Apesar de reconhecer que é positiva a criação de uma “força tarefa” para o cumprimento das cotas pelas empresas que estão abaixo do que exige o programa, Ana Maria alega que isso já poderia ser feito pela Auditoria Fiscal do Trabalho, sem a necessidade de edição de uma MP.
“A Medida Provisória viria, a toda evidência, para instituir medidas afetas ao campo da reserva legal. O cômputo em dobro de vulneráveis por si só já reduziria a cota em torno de 20%. Há ainda o cômputo fictício de aprendizes efetivados pela empresa como empregados. Ora, se o aprendiz foi efetivado pela empresa, isso significa dizer que a aprendizagem cumpriu com louvor o seu papel”, afirma. “Se a Medida Provisória vier nesses moldes, centenas de adolescentes, que já possuem três vezes mais dificuldades para serem inseridos no mercado de trabalho do que a média nacional, ficarão afastados da possibilidade de ingressar no programa”, completa.
Como revelou o Estadão em janeiro, a intenção original de flexibilizar a exigência da frequência escolar do programa levou a fortes reações das centrais sindicais e de entidades como o Centro de Integração Empresa-Escola (Ciee), que alertaram para os riscos da proposta acabar com o programa. Após as reportagens, a exigência da matrícula foi mantida pelo GT, com destaque no relatório final do grupo.
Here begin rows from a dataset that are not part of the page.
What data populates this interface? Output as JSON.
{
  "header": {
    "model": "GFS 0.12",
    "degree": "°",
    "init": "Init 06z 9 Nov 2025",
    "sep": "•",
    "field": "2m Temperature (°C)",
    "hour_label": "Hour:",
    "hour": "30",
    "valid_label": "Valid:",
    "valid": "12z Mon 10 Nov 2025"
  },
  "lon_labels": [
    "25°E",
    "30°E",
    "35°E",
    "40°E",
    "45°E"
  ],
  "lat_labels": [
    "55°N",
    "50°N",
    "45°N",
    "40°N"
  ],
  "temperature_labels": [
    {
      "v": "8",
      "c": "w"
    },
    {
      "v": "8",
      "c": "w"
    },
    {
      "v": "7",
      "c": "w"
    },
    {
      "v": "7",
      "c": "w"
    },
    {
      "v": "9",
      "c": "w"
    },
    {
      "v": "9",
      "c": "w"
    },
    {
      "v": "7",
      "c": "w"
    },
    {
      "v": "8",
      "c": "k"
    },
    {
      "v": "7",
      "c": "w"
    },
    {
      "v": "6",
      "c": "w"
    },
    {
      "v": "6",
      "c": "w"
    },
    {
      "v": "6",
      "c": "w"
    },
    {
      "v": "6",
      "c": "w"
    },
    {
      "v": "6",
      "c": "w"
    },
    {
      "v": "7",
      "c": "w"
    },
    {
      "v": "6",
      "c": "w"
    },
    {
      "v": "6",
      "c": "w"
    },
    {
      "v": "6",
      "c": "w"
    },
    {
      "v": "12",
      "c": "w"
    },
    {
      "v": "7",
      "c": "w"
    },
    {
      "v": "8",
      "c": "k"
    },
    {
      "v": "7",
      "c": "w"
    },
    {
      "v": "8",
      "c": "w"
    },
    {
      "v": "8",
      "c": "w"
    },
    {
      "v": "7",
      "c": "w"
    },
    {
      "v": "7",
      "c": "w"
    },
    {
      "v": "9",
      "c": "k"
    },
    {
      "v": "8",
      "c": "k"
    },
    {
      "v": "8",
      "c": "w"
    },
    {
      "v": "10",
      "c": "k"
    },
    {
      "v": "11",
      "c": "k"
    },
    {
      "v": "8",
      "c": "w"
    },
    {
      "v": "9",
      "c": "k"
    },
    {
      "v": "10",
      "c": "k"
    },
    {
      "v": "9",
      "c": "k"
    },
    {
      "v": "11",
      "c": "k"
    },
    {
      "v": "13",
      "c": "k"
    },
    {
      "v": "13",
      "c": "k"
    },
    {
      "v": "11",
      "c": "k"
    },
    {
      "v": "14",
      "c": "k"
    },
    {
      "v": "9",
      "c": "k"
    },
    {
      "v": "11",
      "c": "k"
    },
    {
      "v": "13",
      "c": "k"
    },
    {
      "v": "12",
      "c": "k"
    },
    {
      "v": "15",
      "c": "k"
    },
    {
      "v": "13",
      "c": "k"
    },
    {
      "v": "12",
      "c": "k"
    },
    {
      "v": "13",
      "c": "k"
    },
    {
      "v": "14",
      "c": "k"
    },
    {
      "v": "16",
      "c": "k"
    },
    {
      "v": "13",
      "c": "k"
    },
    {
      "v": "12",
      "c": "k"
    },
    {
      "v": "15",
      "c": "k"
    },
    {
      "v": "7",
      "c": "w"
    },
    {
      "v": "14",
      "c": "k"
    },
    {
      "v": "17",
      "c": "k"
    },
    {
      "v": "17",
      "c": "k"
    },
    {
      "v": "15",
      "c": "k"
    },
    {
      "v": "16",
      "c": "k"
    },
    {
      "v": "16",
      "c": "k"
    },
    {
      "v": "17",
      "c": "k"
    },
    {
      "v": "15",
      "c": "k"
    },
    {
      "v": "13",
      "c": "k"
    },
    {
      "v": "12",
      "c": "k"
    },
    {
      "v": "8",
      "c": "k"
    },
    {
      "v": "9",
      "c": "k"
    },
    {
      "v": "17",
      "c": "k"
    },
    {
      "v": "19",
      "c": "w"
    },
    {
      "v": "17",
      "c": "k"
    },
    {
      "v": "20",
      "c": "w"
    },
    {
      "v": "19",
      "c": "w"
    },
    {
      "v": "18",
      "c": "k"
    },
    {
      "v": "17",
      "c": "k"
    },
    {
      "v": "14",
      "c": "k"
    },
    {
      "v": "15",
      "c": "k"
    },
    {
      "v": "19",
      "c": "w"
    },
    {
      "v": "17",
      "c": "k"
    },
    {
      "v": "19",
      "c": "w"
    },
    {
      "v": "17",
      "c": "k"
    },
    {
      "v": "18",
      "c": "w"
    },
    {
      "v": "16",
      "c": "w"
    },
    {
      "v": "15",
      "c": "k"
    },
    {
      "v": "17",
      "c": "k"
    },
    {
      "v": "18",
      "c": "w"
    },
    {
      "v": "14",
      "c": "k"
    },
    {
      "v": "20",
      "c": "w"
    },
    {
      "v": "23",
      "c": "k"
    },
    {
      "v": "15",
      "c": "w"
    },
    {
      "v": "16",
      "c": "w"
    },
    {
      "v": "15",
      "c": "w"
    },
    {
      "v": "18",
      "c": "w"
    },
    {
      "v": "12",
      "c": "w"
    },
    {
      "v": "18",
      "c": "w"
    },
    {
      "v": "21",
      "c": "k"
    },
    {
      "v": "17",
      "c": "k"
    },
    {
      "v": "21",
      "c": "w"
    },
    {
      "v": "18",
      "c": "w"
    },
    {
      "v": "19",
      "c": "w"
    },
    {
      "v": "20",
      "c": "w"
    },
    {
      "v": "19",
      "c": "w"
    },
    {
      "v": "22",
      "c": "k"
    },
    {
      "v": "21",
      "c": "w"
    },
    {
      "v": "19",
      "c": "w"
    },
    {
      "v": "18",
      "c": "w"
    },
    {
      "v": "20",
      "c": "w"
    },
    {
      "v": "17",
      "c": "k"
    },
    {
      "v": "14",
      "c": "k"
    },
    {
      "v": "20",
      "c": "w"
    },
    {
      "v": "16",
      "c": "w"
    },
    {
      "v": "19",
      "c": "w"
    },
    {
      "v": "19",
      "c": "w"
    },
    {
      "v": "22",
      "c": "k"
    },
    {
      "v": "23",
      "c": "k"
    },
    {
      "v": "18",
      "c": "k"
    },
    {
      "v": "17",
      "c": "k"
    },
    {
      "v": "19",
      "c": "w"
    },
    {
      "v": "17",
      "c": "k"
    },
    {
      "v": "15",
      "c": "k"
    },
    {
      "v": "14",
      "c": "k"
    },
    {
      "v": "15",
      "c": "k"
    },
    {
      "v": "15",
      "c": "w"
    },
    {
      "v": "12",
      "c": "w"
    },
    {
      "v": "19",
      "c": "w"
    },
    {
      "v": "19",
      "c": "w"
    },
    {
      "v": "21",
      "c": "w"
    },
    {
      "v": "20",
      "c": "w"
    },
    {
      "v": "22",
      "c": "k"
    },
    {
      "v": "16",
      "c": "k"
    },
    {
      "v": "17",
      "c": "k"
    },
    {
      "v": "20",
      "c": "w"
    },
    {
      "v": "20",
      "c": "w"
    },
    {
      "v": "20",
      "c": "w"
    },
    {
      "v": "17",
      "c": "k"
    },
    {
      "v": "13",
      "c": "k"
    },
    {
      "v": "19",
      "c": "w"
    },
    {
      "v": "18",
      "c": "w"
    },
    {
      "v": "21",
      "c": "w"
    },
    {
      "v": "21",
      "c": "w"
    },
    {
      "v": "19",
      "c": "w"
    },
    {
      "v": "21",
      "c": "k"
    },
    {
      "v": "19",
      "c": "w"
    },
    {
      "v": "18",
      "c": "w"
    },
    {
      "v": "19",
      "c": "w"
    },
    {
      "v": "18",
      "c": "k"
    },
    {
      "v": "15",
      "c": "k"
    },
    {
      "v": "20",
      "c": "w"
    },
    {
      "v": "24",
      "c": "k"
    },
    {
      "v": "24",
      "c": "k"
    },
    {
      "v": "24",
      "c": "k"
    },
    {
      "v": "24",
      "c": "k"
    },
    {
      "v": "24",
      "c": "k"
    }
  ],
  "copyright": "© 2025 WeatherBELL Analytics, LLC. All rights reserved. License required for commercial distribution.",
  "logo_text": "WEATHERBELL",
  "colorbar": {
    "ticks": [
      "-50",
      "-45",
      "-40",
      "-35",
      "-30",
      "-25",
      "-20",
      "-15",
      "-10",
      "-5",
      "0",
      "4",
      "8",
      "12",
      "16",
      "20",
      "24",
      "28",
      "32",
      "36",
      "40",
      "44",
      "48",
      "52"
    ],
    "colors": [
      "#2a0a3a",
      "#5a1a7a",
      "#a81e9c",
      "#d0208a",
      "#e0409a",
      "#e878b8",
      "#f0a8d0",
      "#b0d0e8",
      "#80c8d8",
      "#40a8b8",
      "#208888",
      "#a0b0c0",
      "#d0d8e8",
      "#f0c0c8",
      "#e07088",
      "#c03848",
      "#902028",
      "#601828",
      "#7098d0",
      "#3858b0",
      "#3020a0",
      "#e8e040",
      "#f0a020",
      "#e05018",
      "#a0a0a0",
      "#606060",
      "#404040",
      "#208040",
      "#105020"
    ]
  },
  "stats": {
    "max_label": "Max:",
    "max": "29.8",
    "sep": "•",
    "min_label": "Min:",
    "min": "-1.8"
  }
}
O deputado Felipe Rigoni (PSL-ES), que preside uma comissão na Câmara para a revisão do programa, chegou a confirmar ao Broadcast/Estadão que a intenção do GT do governo era autorizar mesmo a contratação de aprendizes sem exigir que todos estivessem na escola. O ex-ministro do Trabalho e Previdência Onyx Lorenzoni, porém, sempre negou qualquer plano para desvincular o programa da exigência de matrículas.
Sancionada no fim de 2000, no governo de Fernando Henrique Cardoso, a Lei do Aprendiz determina que empresas consideradas de médio e grande porte devem reservar vagas para adolescentes e jovens de 14 a 24 anos, sem idade máxima para os aprendizes com deficiência. A cota de vagas é de, no mínimo, 5% e de, no máximo, 15% do quadro de funcionários.
Os contratos podem durar até dois anos, e a remuneração mínima precisa ser equivalente ao salário mínimo proporcional às horas trabalhadas, em uma jornada que não pode superar as 6 horas diárias. Além disso, as empresas devem recolher 2% da remuneração para o Fundo de Garantia do Tempo de Serviços (FGTS), e não os 8% dos contratos normais de trabalho.